12/08/2014

Eu posso ser esquecido?

Fonte: Última Instância

Por Rosely Cruz – 12/08/2014 – 13h52
“Liberdade é o direito de fazer tudo que as leis permitem.” Frase implacável do escritor, jurista, filósofo da política, e, porque não dizer romancista, Charles de Secondat Montesquieu. Passados três séculos, nos deparamos, em 13 de maio passado, com decisão inédita de Tribunal da União Europeia: “as pessoas têm o direito — sob certas condições — de pedir a remoção de links”. A medida não se aplica a casos de interesse público e a dados científicos ou de valor histórico. Assim, a decisão aplica-se às informações “inconsistentes, não pertinentes ou que deixaram de ser pertinentes (…) com o tempo decorrido”. O caso teve como origem um litígio antigo entre o Google e um cidadão espanhol, Mario Costeja González. Ele pretendia excluir seus dados pessoais da ferramenta de busca, exigindo o esquecimento sobre um fato que lhe desagradava: seu imóvel, no fim dos anos 1990, foi levado a leilão para pagamento de dívidas com a previdência social da Espanha, sendo o débito quitado sem que o bem fosse vendido judicialmente.
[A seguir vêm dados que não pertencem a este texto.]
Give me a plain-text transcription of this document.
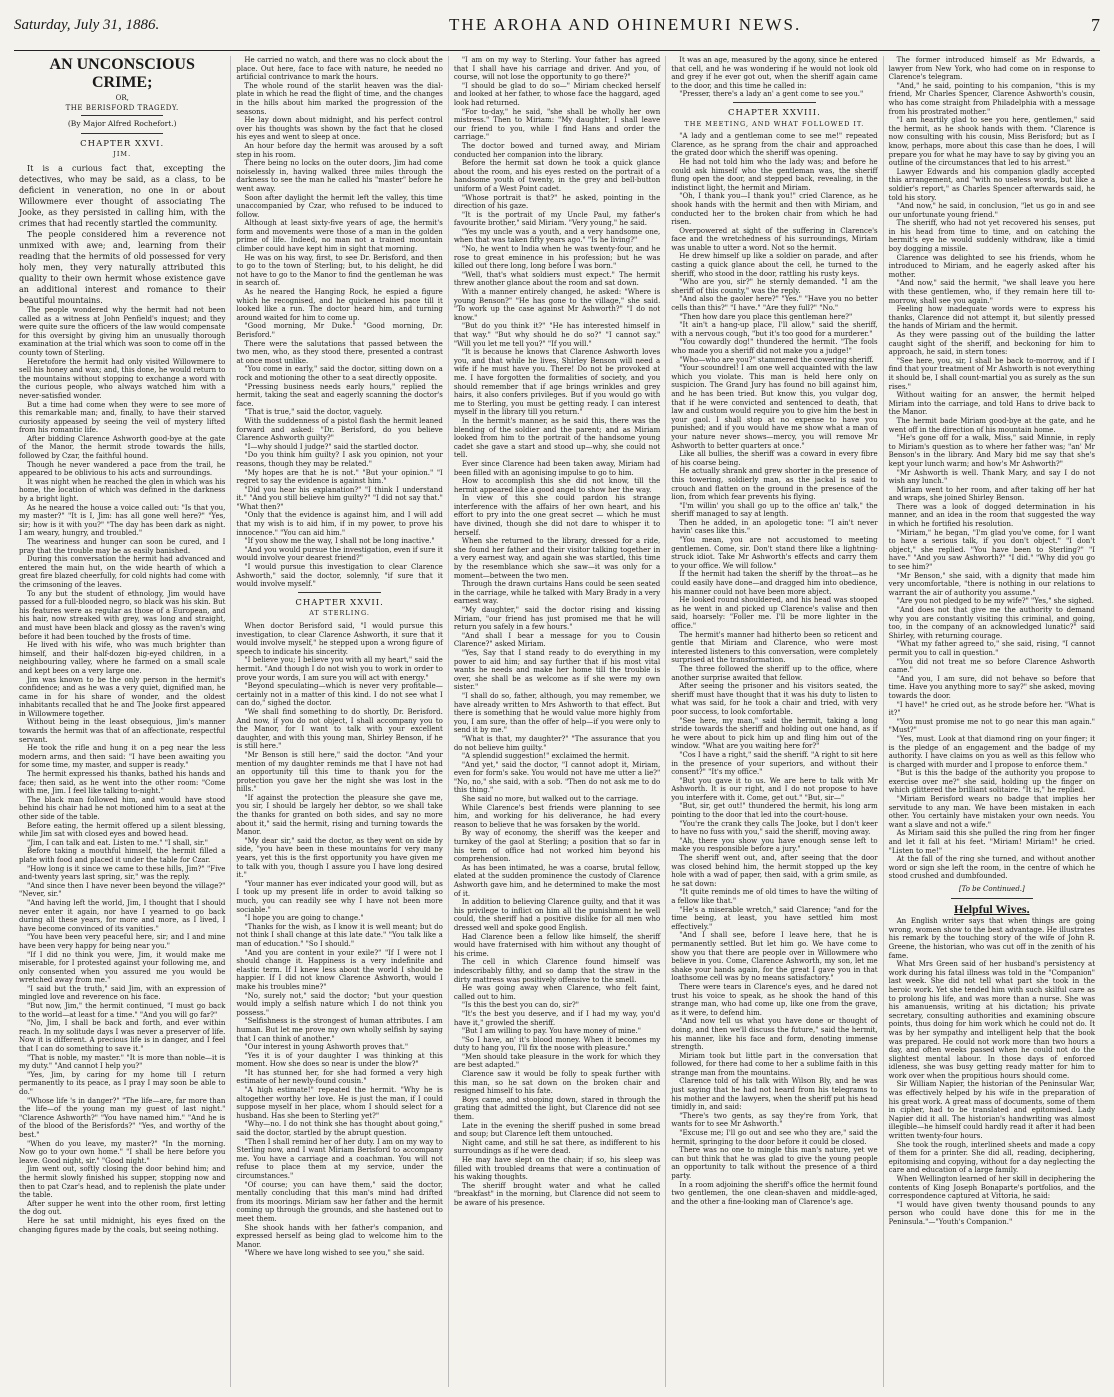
Saturday, July 31, 1886.	THE AROHA AND OHINEMURI NEWS.	7
AN UNCONSCIOUS CRIME;
OR,
THE BERISFORD TRAGEDY.
(By Major Alfred Rochefort.)
CHAPTER XXVI.
JIM.

It is a curious fact that, excepting the detectives, who may be said, as a class, to be deficient in veneration, no one in or about Willowmere ever thought of associating The Jooke, as they persisted in calling him, with the crimes that had recently startled the community.

The people considered him a reverence not unmixed with awe; and, learning from their reading that the hermits of old possessed for very holy men, they very naturally attributed this quality to their own hermit whose existence gave an additional interest and romance to their beautiful mountains.

The people wondered why the hermit had not been called as a witness at John Penfield's inquest; and they were quite sure the officers of the law would compensate for this oversight by giving him an unusually thorough examination at the trial which was soon to come off in the county town of Sterling.

Heretofore the hermit had only visited Willowmere to sell his honey and wax; and, this done, he would return to the mountains without stopping to exchange a word with the curious people, who always watched him with a never-satisfied wonder.

But a time had come when they were to see more of this remarkable man; and, finally, to have their starved curiosity appeased by seeing the veil of mystery lifted from his romantic life.

After bidding Clarence Ashworth good-bye at the gate of the Manor, the hermit strode towards the hills, followed by Czar, the faithful hound.

Though he never wandered a pace from the trail, he appeared to be oblivious to his acts and surroundings.

It was night when he reached the glen in which was his home, the location of which was defined in the darkness by a bright light.

As he neared the house a voice called out: "Is that you, my master?" "It is I, Jim: has all gone well here?" "Yes, sir; how is it with you?" "The day has been dark as night. I am weary, hungry, and troubled."

The weariness and hunger can soon be cured, and I pray that the trouble may be as easily banished.

During this conversation the hermit had advanced and entered the main hut, on the wide hearth of which a great fire blazed cheerfully, for cold nights had come with the crimsoning of the leaves.

To any but the student of ethnology, Jim would have passed for a full-blooded negro, so black was his skin. But his features were as regular as those of a European, and his hair, now streaked with grey, was long and straight, and must have been black and glossy as the raven's wing before it had been touched by the frosts of time.

He lived with his wife, who was much brighter than himself, and their half-dozen big-eyed children, in a neighbouring valley, where he farmed on a small scale and kept bees on a very large one.

Jim was known to be the only person in the hermit's confidence; and as he was a very quiet, dignified man, he came in for his share of wonder, and the oldest inhabitants recalled that he and The Jooke first appeared in Willowmere together.

Without being in the least obsequious, Jim's manner towards the hermit was that of an affectionate, respectful servant.

He took the rifle and hung it on a peg near the less modern arms, and then said: "I have been awaiting you for some time, my master, and supper is ready."

The hermit expressed his thanks, bathed his hands and face; then said, as he went into the other room: "Come with me, Jim. I feel like talking to-night."

The black man followed him, and would have stood behind his chair had he not motioned him to a seat at the other side of the table.

Before eating, the hermit offered up a silent blessing, while Jim sat with closed eyes and bowed head.

"Jim, I can talk and eat. Listen to me." "I shall, sir."

Before taking a mouthful himself, the hermit filled a plate with food and placed it under the table for Czar.

"How long is it since we came to these hills, Jim?" "Five and-twenty years last spring, sir," was the reply.

"And since then I have never been beyond the village?" "Never, sir."

"And having left the world, Jim, I thought that I should never enter it again, nor have I yearned to go back during all these years, for more and more, as I lived, I have become convinced of its vanities."

"You have been very peaceful here, sir; and I and mine have been very happy for being near you."

"If I did no think you were, Jim, it would make me miserable, for I protested against your following me, and only consented when you assured me you would be wretched away from me."

"I said but the truth," said Jim, with an expression of mingled love and reverence on his face.

"But now, Jim," the hermit continued, "I must go back to the world—at least for a time." "And you will go far?"

"No, Jim, I shall be back and forth, and ever within reach. In my solitude days I was never a preserver of life. Now it is different. A precious life is in danger, and I feel that I can do something to save it."

"That is noble, my master." "It is more than noble—it is my duty." "And cannot I help you?"

"Yes, Jim, by caring for my home till I return permanently to its peace, as I pray I may soon be able to do."

"Whose life 's in danger?" "The life—are, far more than the life—of the young man my guest of last night." "Clarence Ashworth?" "You have named him." "And he is of the blood of the Berisfords?" "Yes, and worthy of the best."

"When do you leave, my master?" "In the morning. Now go to your own home." "I shall be here before you leave. Good night, sir." "Good night."

Jim went out, softly closing the door behind him; and the hermit slowly finished his supper, stopping now and then to pat Czar's head, and to replenish the plate under the table.

After supper he went into the other room, first letting the dog out.

Here he sat until midnight, his eyes fixed on the changing figures made by the coals, but seeing nothing.

He carried no watch, and there was no clock about the place. Out here, face to face with nature, he needed no artificial contrivance to mark the hours.

The whole round of the starlit heaven was the dial-plate in which he read the flight of time, and the changes in the hills about him marked the progression of the seasons.

He lay down about midnight, and his perfect control over his thoughts was shown by the fact that he closed his eyes and went to sleep at once.

An hour before day the hermit was aroused by a soft step in his room.

There being no locks on the outer doors, Jim had come noiselessly in, having walked three miles through the darkness to see the man he called his "master" before he went away.

Soon after daylight the hermit left the valley, this time unaccompanied by Czar, who refused to be induced to follow.

Although at least sixty-five years of age, the hermit's form and movements were those of a man in the golden prime of life. Indeed, no man not a trained mountain climber could have kept him in sight that morning.

He was on his way, first, to see Dr. Berisford, and then to go to the town of Sterling; but, to his delight, he did not have to go to the Manor to find the gentleman he was in search of.

As he neared the Hanging Rock, he espied a figure which he recognised, and he quickened his pace till it looked like a run. The doctor heard him, and turning around waited for him to come up.

"Good morning, Mr Duke." "Good morning, Dr. Berisford."

There were the salutations that passed between the two men, who, as they stood there, presented a contrast at once most unlike.

"You come in early," said the doctor, sitting down on a rock and motioning the other to a seat directly opposite.

"Pressing business needs early hours," replied the hermit, taking the seat and eagerly scanning the doctor's face.

"That is true," said the doctor, vaguely.

With the suddenness of a pistol flash the hermit leaned forward and asked: "Dr. Berisford, do you believe Clarence Ashworth guilty?"

"I—why should I judge?" said the startled doctor.

"Do you think him guilty? I ask you opinion, not your reasons, though they may be related."

"My hopes are that he is not." "But your opinion." "I regret to say the evidence is against him."

"Did you hear his explanation?" "I think I understand it." "And you still believe him guilty?" "I did not say that." "What then?"

"Only that the evidence is against him, and I will add that my wish is to aid him, if in my power, to prove his innocence." "You can aid him."

"If you show me the way, I shall not be long inactive."

"And you would pursue the investigation, even if sure it would involve your dearest friend?"

"I would pursue this investigation to clear Clarence Ashworth," said the doctor, solemnly, "if sure that it would involve myself."

CHAPTER XXVII.
AT STERLING.

When doctor Berisford said, "I would pursue this investigation, to clear Clarence Ashworth, it sure that it would involve myself," he stepped upon a wrong figure of speech to indicate his sincerity.

"I believe you; I believe you with all my heart," said the hermit. "And though I do not wish you to work in order to prove your words, I am sure you will act with energy."

"Beyond speculating—which is never very profitable—certainly not in a matter of this kind. I do not see what I can do," sighed the doctor.

"We shall find something to do shortly, Dr. Berisford. And now, if you do not object, I shall accompany you to the Manor, for I want to talk with your excellent daughter, and with this young man, Shirley Benson, if he is still here."

"Mr Benson is still here," said the doctor. "And your mention of my daughter reminds me that I have not had an opportunity till this time to thank you for the protection you gave her the night she was lost in the hills."

"If against the protection the pleasure she gave me, you sir, I should be largely her debtor, so we shall take the thanks for granted on both sides, and say no more about it," said the hermit, rising and turning towards the Manor.

"My dear sir," said the doctor, as they went on side by side, "you have been in these mountains for very many years, yet this is the first opportunity you have given me to talk with you, though I assure you I have long desired it."

"Your manner has ever indicated your good will, but as I took up my present life in order to avoid talking so much, you can readily see why I have not been more sociable."

"I hope you are going to change."

"Thanks for the wish, as I know it is well meant; but do not think I shall change at this late date." "You talk like a man of education." "So I should."

"And you are content in your exile?" "If I were not I should change it. Happiness is a very indefinite and elastic term. If I knew less about the world I should be happier. If I did not know Clarence Ashworth, would I make his troubles mine?"

"No, surely not," said the doctor; "but your question would imply a selfish nature which I do not think you possess."

"Selfishness is the strongest of human attributes. I am human. But let me prove my own wholly selfish by saying that I can think of another."

"Our interest in young Ashworth proves that."

"Yes it is of your daughter I was thinking at this moment. How she does so near is under the blow?"

"It has stunned her, for she had formed a very high estimate of her newly-found cousin."

"A high estimate!" repeated the hermit. "Why he is altogether worthy her love. He is just the man, if I could suppose myself in her place, whom I should select for a husband. Has she been to Sterling yet?"

"Why—no. I do not think she has thought about going," said the doctor, startled by the abrupt question.

"Then I shall remind her of her duty. I am on my way to Sterling now, and I want Miriam Berisford to accompany me. You have a carriage and a coachman. You will not refuse to place them at my service, under the circumstances."

"Of course; you can have them," said the doctor, mentally concluding that this man's mind had drifted from its moorings. Miriam saw her father and the hermit coming up through the grounds, and she hastened out to meet them.

She shook hands with her father's companion, and expressed herself as being glad to welcome him to the Manor.

"Where we have long wished to see you," she said.

"I am on my way to Sterling. Your father has agreed that I shall have his carriage and driver. And you, of course, will not lose the opportunity to go there?"

"I should be glad to do so—" Miriam checked herself and looked at her father, to whose face the haggard, aged look had returned.

"For to-day," he said, "she shall be wholly her own mistress." Then to Miriam: "My daughter, I shall leave our friend to you, while I find Hans and order the carriage."

The doctor bowed and turned away, and Miriam conducted her companion into the library.

Before the hermit sat down he took a quick glance about the room, and his eyes rested on the portrait of a handsome youth of twenty, in the grey and bell-button uniform of a West Point cadet.

"Whose portrait is that?" he asked, pointing in the direction of his gaze.

"It is the portrait of my Uncle Paul, my father's favourite brother," said Miriam. "Very young," he said.

"Yes my uncle was a youth, and a very handsome one, when that was taken fifty years ago." "Is he living?"

"No, he went to India when he was twenty-four, and he rose to great eminence in his profession; but he was killed out there long, long before I was born."

"Well, that's what soldiers must expect." The hermit threw another glance about the room and sat down.

With a manner entirely changed, he asked: "Where is young Benson?" "He has gone to the village," she said. "To work up the case against Mr Ashworth?" "I do not know."

"But do you think it?" "He has interested himself in that way." "But why should he do so?" "I cannot say." "Will you let me tell you?" "If you will."

"It is because he knows that Clarence Ashworth loves you, and that while he lives, Shirley Benson will need a wife if he must have you. There! Do not be provoked at me. I have forgotten the formalities of society, and you should remember that if age brings wrinkles and grey hairs, it also confers privileges. But if you would go with me to Sterling, you must be getting ready. I can interest myself in the library till you return."

In the hermit's manner, as he said this, there was the blending of the soldier and the parent; and as Miriam looked from him to the portrait of the handsome young cadet she gave a start and stood up—why, she could not tell.

Ever since Clarence had been taken away, Miriam had been filled with an agonising impulse to go to him.

How to accomplish this she did not know, till the hermit appeared like a good angel to show her the way.

In view of this she could pardon his strange interference with the affairs of her own heart, and his effort to pry into the one great secret — which he must have divined, though she did not dare to whisper it to herself.

When she returned to the library, dressed for a ride, she found her father and their visitor talking together in a very earnest way, and again she was startled, this time by the resemblance which she saw—it was only for a moment—between the two men.

Through the drawn curtains Hans could be seen seated in the carriage, while he talked with Mary Brady in a very earnest way.

"My daughter," said the doctor rising and kissing Miriam, "our friend has just promised me that he will return you safely in a few hours."

"And shall I bear a message for you to Cousin Clarence?" asked Miriam.

"Yes, Say that I stand ready to do everything in my power to aid him; and say further that if his most vital wants he needs and make her home till the trouble is over, she shall be as welcome as if she were my own sister."

"I shall do so, father, although, you may remember, we have already written to Mrs Ashworth to that effect. But there is something that he would value more highly from you, I am sure, than the offer of help—if you were only to send it by me."

"What is that, my daughter?" "The assurance that you do not believe him guilty."

"A splendid suggestion!" exclaimed the hermit.

"And yet," said the doctor, "I cannot adopt it, Miriam, even for form's sake. You would not have me utter a lie?" "No, no," she said, with a sob. "Then do not ask me to do this thing."

She said no more, but walked out to the carriage.

While Clarence's best friends were planning to see him, and working for his deliverance, he had every reason to believe that he was forsaken by the world.

By way of economy, the sheriff was the keeper and turnkey of the gaol at Sterling; a position that so far in his term of office had not worked him beyond his comprehension.

As has been intimated, he was a coarse, brutal fellow, elated at the sudden prominence the custody of Clarence Ashworth gave him, and he determined to make the most of it.

In addition to believing Clarence guilty, and that it was his privilege to inflict on him all the punishment he well could, the sheriff had a positive dislike for all men who dressed well and spoke good English.

Had Clarence been a fellow like himself, the sheriff would have fraternised with him without any thought of his crime.

The cell in which Clarence found himself was indescribably filthy, and so damp that the straw in the dirty mattress was positively offensive to the smell.

He was going away when Clarence, who felt faint, called out to him.

"Is this the best you can do, sir?"

"It's the best you deserve, and if I had my way, you'd have it," growled the sheriff.

"But I am willing to pay. You have money of mine."

"So I have, an' it's blood money. When it becomes my duty to hang you, I'll fix the noose with pleasure."

"Men should take pleasure in the work for which they are best adapted."

Clarence saw it would be folly to speak further with this man, so he sat down on the broken chair and resigned himself to his fate.

Boys came, and stooping down, stared in through the grating that admitted the light, but Clarence did not see them.

Late in the evening the sheriff pushed in some bread and soup; but Clarence left them untouched.

Night came, and still he sat there, as indifferent to his surroundings as if he were dead.

He may have slept on the chair; if so, his sleep was filled with troubled dreams that were a continuation of his waking thoughts.

The sheriff brought water and what he called "breakfast" in the morning, but Clarence did not seem to be aware of his presence.

It was an age, measured by the agony, since he entered that cell, and he was wondering if he would not look old and grey if he ever got out, when the sheriff again came to the door, and this time he called in:

"Presser, there's a lady an' a gent come to see you."

CHAPTER XXVIII.
THE MEETING, AND WHAT FOLLOWED IT.

"A lady and a gentleman come to see me!" repeated Clarence, as he sprang from the chair and approached the grated door which the sheriff was opening.

He had not told him who the lady was; and before he could ask himself who the gentleman was, the sheriff flung open the door, and stepped back, revealing, in the indistinct light, the hermit and Miriam.

"Oh, I thank you—I thank you!" cried Clarence, as he shook hands with the hermit and then with Miriam, and conducted her to the broken chair from which he had risen.

Overpowered at sight of the suffering in Clarence's face and the wretchedness of his surroundings, Miriam was unable to utter a word. Not so the hermit.

He drew himself up like a soldier on parade, and after casting a quick glance about the cell, he turned to the sheriff, who stood in the door, rattling his rusty keys.

"Who are you, sir?" he sternly demanded. "I am the sheriff of this county," was the reply.

"And also the gaoler here?" "Yes." "Have you no better cells than this?" "I have." "Are they full?" "No."

"Then how dare you place this gentleman here?"

"It ain't a hang-up place, I'll allow," said the sheriff, with a nervous cough, "but it's too good for a murderer."

"You cowardly dog!" thundered the hermit. "The fools who made you a sheriff did not make you a judge!"

"Who—who are you?" stammered the cowering sheriff.

"Your scoundrel! I am one well acquainted with the law which you violate. This man is held here only on suspicion. The Grand Jury has found no bill against him, and he has been tried. But know this, you vulgar dog, that if he were convicted and sentenced to death, that law and custom would require you to give him the best in your gaol. I shall stop at no expense to have you punished; and if you would have me show what a man of your nature never shows—mercy, you will remove Mr Ashworth to better quarters at once."

Like all bullies, the sheriff was a coward in every fibre of his coarse being.

He actually shrank and grew shorter in the presence of this towering, soldierly man, as the jackal is said to crouch and flatten on the ground in the presence of the lion, from which fear prevents his flying.

"I'm willin' you shall go up to the office an' talk," the sheriff managed to say at length.

Then he added, in an apologetic tone: "I ain't never havin' cases like this."

"You mean, you are not accustomed to meeting gentlemen. Come, sir. Don't stand there like a lightning-struck idiot. Take Mr Ashworth's effects and carry them to your office. We will follow."

If the hermit had taken the sheriff by the throat—as he could easily have done—and dragged him into obedience, his manner could not have been more abject.

He looked round shouldered, and his head was stooped as he went in and picked up Clarence's valise and then said, hoarsely: "Foller me. I'll be more lighter in the office."

The hermit's manner had hitherto been so reticent and gentle that Miriam and Clarence, who were most interested listeners to this conversation, were completely surprised at the transformation.

The three followed the sheriff up to the office, where another surprise awaited that fellow.

After seeing the prisoner and his visitors seated, the sheriff must have thought that it was his duty to listen to what was said, for he took a chair and tried, with very poor success, to look comfortable.

"See here, my man," said the hermit, taking a long stride towards the sheriff and holding out one hand, as if he were about to pick him up and fling him out of the window. "What are you waiting here for?"

"Cos I have a right," said the sheriff. "A right to sit here in the presence of your superiors, and without their consent?" "It's my office."

"But you gave it to us. We are here to talk with Mr Ashworth. It is our right, and I do not propose to have you interfere with it. Come, get out." "But, sir—"

"But, sir, get out!" thundered the hermit, his long arm pointing to the door that led into the court-house.

"You're the crank they calls The Jooke, but I don't keer to have no fuss with you," said the sheriff, moving away.

"Ah, there you show you have enough sense left to make you responsible before a jury."

The sheriff went out, and, after seeing that the door was closed behind him, the hermit stopped up the key hole with a wad of paper, then said, with a grim smile, as he sat down:

"It quite reminds me of old times to have the wilting of a fellow like that."

"He's a miserable wretch," said Clarence; "and for the time being, at least, you have settled him most effectively."

"And I shall see, before I leave here, that he is permanently settled. But let him go. We have come to show you that there are people over in Willowmere who believe in you. Come, Clarence Ashworth, my son, let me shake your hands again, for the great I gave you in that loathsome cell was by no means satisfactory."

There were tears in Clarence's eyes, and he dared not trust his voice to speak, as he shook the hand of this strange man, who had come up, like one from the grave, as it were, to defend him.

"And now tell us what you have done or thought of doing, and then we'll discuss the future," said the hermit, his manner, like his face and form, denoting immense strength.

Miriam took but little part in the conversation that followed, for there had come to her a sublime faith in this strange man from the mountains.

Clarence told of his talk with Wilson Bly, and he was just saying that he had not heard from his telegrams to his mother and the lawyers, when the sheriff put his head timidly in, and said:

"There's two gents, as say they're from York, that wants for to see Mr Ashworth."

"Excuse me; I'll go out and see who they are," said the hermit, springing to the door before it could be closed.

There was no one to mingle this man's nature, yet we can but think that he was glad to give the young people an opportunity to talk without the presence of a third party.

In a room adjoining the sheriff's office the hermit found two gentlemen, the one clean-shaven and middle-aged, and the other a fine-looking man of Clarence's age.

The former introduced himself as Mr Edwards, a lawyer from New York, who had come on in response to Clarence's telegram.

"And," he said, pointing to his companion, "this is my friend, Mr Charles Spencer, Clarence Ashworth's cousin, who has come straight from Philadelphia with a message from his prostrated mother."

"I am heartily glad to see you here, gentlemen," said the hermit, as he shook hands with them. "Clarence is now consulting with his cousin, Miss Berisford; but as I know, perhaps, more about this case than he does, I will prepare you for what he may have to say by giving you an outline of the circumstances that led to his arrest."

Lawyer Edwards and his companion gladly accepted this arrangement, and "with no useless words, but like a soldier's report," as Charles Spencer afterwards said, he told his story.

"And now," he said, in conclusion, "let us go in and see our unfortunate young friend."

The sheriff, who had not yet recovered his senses, put in his head from time to time, and on catching the hermit's eye he would suddenly withdraw, like a timid boy dogging a missile.

Clarence was delighted to see his friends, whom he introduced to Miriam, and he eagerly asked after his mother.

"And now," said the hermit, "we shall leave you here with these gentlemen, who, if they remain here till to-morrow, shall see you again."

Feeling how inadequate words were to express his thanks, Clarence did not attempt it, but silently pressed the hands of Miriam and the hermit.

As they were passing out of the building the latter caught sight of the sheriff, and beckoning for him to approach, he said, in stern tones:

"See here, you, sir, I shall be back to-morrow, and if I find that your treatment of Mr Ashworth is not everything it should be, I shall count-martial you as surely as the sun rises."

Without waiting for an answer, the hermit helped Miriam into the carriage, and told Hans to drive back to the Manor.

The hermit bade Miriam good-bye at the gate, and he went off in the direction of his mountain home.

"He's gone off for a walk, Miss," said Minnie, in reply to Miriam's question as to where her father was; "an' Mr Benson's in the library. And Mary bid me say that she's kept your lunch warm; and how's Mr Ashworth?"

"Mr Ashworth is well. Thank Mary, and say I do not wish any lunch."

Miriam went to her room, and after taking off her hat and wraps, she joined Shirley Benson.

There was a look of dogged determination in his manner, and an idea in the room that suggested the way in which he fortified his resolution.

"Miriam," he began, "I'm glad you've come, for I want to have a serious talk, if you don't object." "I don't object," she replied. "You have been to Sterling?" "I have." "And you saw Ashworth?" "I did." "Why did you go to see him?"

"Mr Benson," she said, with a dignity that made him very uncomfortable, "there is nothing in our relations to warrant the air of authority you assume."

"Are you not pledged to be my wife?" "Yes," she sighed.

"And does not that give me the authority to demand why you are constantly visiting this criminal, and going, too, in the company of an acknowledged lunatic?" said Shirley, with returning courage.

"What my father agreed to," she said, rising, "I cannot permit you to call in question."

"You did not treat me so before Clarence Ashworth came."

"And you, I am sure, did not behave so before that time. Have you anything more to say?" she asked, moving towards the door.

"I have!" he cried out, as he strode before her. "What is it?"

"You must promise me not to go near this man again." "Must?"

"Yes, must. Look at that diamond ring on your finger; it is the pledge of an engagement and the badge of my authority. I have claims on you as well as this fellow who is charged with murder and I propose to enforce them."

"But is this the badge of the authority you propose to exercise over me?" she said, holding up the finger on which glittered the brilliant solitaire. "It is," he replied.

"Miriam Berisford wears no badge that implies her servitude to any man. We have been mistaken in each other. You certainly have mistaken your own needs. You want a slave and not a wife."

As Miriam said this she pulled the ring from her finger and let it fall at his feet. "Miriam! Miriam!" he cried. "Listen to me!"

At the fall of the ring she turned, and without another word or sign she left the room, in the centre of which he stood crushed and dumbfounded.

[To be Continued.]
Helpful Wives.

An English writer says that when things are going wrong, women show to the best advantage. He illustrates his remark by the touching story of the wife of John R. Greene, the historian, who was cut off in the zenith of his fame.

What Mrs Green said of her husband's persistency at work during his fatal illness was told in the "Companion" last week. She did not tell what part she took in the heroic work. Yet she tended him with such skilful care as to prolong his life, and was more than a nurse. She was his amanuensis, writing at his dictation; his private secretary, consulting authorities and examining obscure points, thus doing for him work which he could not do. It was by her sympathy and intelligent help that the book was prepared. He could not work more than two hours a day, and often weeks passed when he could not do the slightest mental labour. In those days of enforced idleness, she was busy getting ready matter for him to work over when the propitious hours should come.

Sir William Napier, the historian of the Peninsular War, was effectively helped by his wife in the preparation of his great work. A great mass of documents, some of them in cipher, had to be translated and epitomised. Lady Napier did it all. The historian's handwriting was almost illegible—he himself could hardly read it after it had been written twenty-four hours.

She took the rough, interlined sheets and made a copy of them for a printer. She did all, reading, deciphering, epitomising and copying, without for a day neglecting the care and education of a large family.

When Wellington learned of her skill in deciphering the contents of King Joseph Bonaparte's portfolios, and the correspondence captured at Vittoria, he said:

"I would have given twenty thousand pounds to any person who could have done this for me in the Peninsula."—"Youth's Companion."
Esses fatos, contudo, se perpetuavam na internet e bastava “dar um Google” para acessá-los.

Antes de propriamente comentar tão relevante decisão – sublime ao confrontar o absolutismo – entendo merecedora de maiores reflexões sobre os limites à liberdade e aqui remonto ao brilhantismo de Montesquieu: tem alguém a liberdade de “armazenar toda a informação do mundo de forma atemporal”? Em 1998, quando Larry Page e Sergey Brin fundaram o Google, a meta parecia descabida e talvez por isso houvesse pouca discussão jurídica envolvendo o tema. Passados mais de 15 anos e uma revolução tecnológica, a internet se tornou o mais próximo que se poderia chegar de um instrumento apto a armazenar toda a informação que a humanidade produz e o Google a sua principal porta de acesso. Só que, na medida em que se tornou guardião das buscas, o Google alcançou poder absoluto em nome da liberdade de expressão, como se perpétuo e supremo fosse esse direito. Já dizia Friedrich Nietzshe: “Não há fatos eternos, como não há verdades absolutas.” Assim, ainda que não houvesse limites ao direito à liberdade de expressão em virtude do direito à privacidade, há que se questionar o poder soberano e absoluto – até aqui de certa forma legitimado – de ditar, privativa e unilateralmente, a informação mundial.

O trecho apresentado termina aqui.